Make sure the kids can learn how to recognize each color by the end of the game.
34) Ball Roll
Have the children try to roll the balls into the hole in the middle of the parachute. (Or have children try to keep the balls from going into the hole in the center.)
35) Making Waves
Children can make small, medium, or large movements to make various types of “waves.” You can incorporate a story about a ship on the sea, weather, etc. &/or use your voice as a tool to emphasize directives.
Children turn their bodies sideways and hold the chute with one hand. They then walk around in a circle, making a “Merry-Go-Round.”
For variety, children can hop, skip, jump, etc. You can stop the music as a cue to reverse and go the other direction.
37) Poison Snakes
Place three or four jump ropes onto the chute. Shake the parachute to keep the snakes from “biting” (touching) you.
Standing, lift the parachute waist height. Count to three – with “one” and “two” being small practice lifts.
On three, all lift the chute overhead and crouch down, pulling the parachute edges down as well. This creates what looks like a “mushroom.”
39) The Wave
Children put their hands up, one after another, to create a synchronized “wave” like in the stands at a baseball game.

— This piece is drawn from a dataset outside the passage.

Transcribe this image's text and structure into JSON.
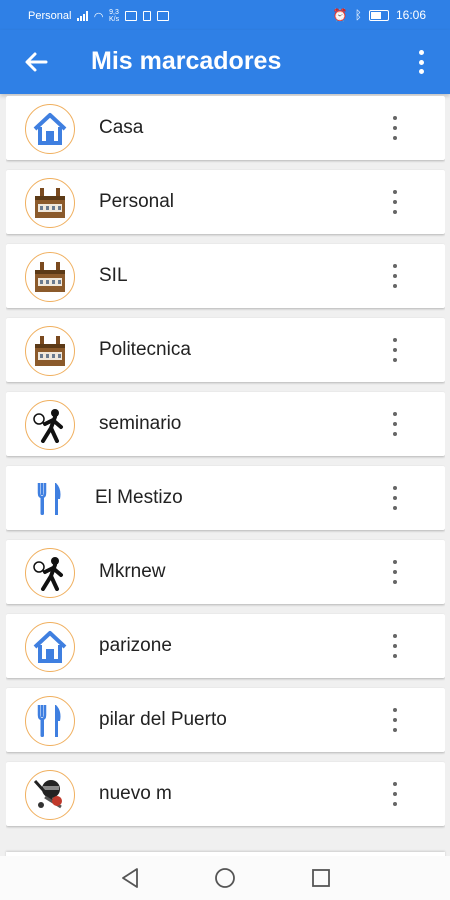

Try to keep a small ball rolling only along the outer edge of the parachute around the circle. As it comes toward you, cooperatively lower your edge.
As it passes you, raise it.
41) All Change
Call out birthday months, pre-assigned numbers, colors, etc., and those children swap places under the chute before it falls and run to an empty space.
42) Bouncing Balls
Have one or two children under the parachute trying to hit the balls as they touch the surface, knocking them off the parachute (from underneath).
43) Flying Saucer
Everyone takes one step forward upon lifting the parachute in the air. Upon command, all let go and watch as it slowly floats.
44) Ball in the Bucket
Break into two or more “teams.” Each team will have a different colored soft ball (or balls.)
They will try to keep their color ball from going into the middle circle while trying to get the other team’s color of the ball(s) into the hole.
45) Parachute Volleyball
Split into two sides of the parachute. One side tries to knock the ball off of the other side (half of the chute), right past the other “team.”
46) The Canopy
Squat down with the parachute flat on the ground. On the count of three, stand up and stretch your arms above your head, creating a canopy.
47) Parachute Tag
Lift the parachute high over everyone’s heads. Call one child’s name and have her run (skip, hop, twirl or crawl) to the other side before the parachute comes down and tags her.
48) Parachute Run
Have the children take turns running on the parachute as it lies on the ground while the other children make waves. See how long the children can maneuver on the waves before falling down.
The length of turns can be determined by songs that the children choose to sing (i.e., everyone’s turn lasts the length of one song).
Tips for a Better Parachute Game Experience
This play parachute games list has all the popular games and will ensure hours of fun for the little ones!
While kids enjoy each one depending on the enthusiasm and size of the group, make sure safety is ensured throughout the parachute activity.
Since toddlers might indulge in verbal or physical fights if the result does not come out in their favor, it is advisable to keep a first aid kit and other cooling-down ideas handy.
Parachute games are simply the best way to help preschoolers, kindergarteners, or toddlers utilize their free time while learning something new.
Wrapping it Up
While many parachute games mentioned above are engaging due to the very nature of excitement, kids need to be informed about the rules quite clearly and aptly.
A better reinforcement technique is to plan for the top three prizes. Consolation can be included if the budget permits.
If certain toddlers and kindergarteners are overactive, the parachute games can be further modified based on the individual’s needs.
Even parents, teachers, and other people can participate in parachute fun with the kids to ensure that no mishap occurs. These parachute games do not require much work and are easy to incorporate.
I hope you enjoyed this article about the best parachute games for kindergarteners and toddlers!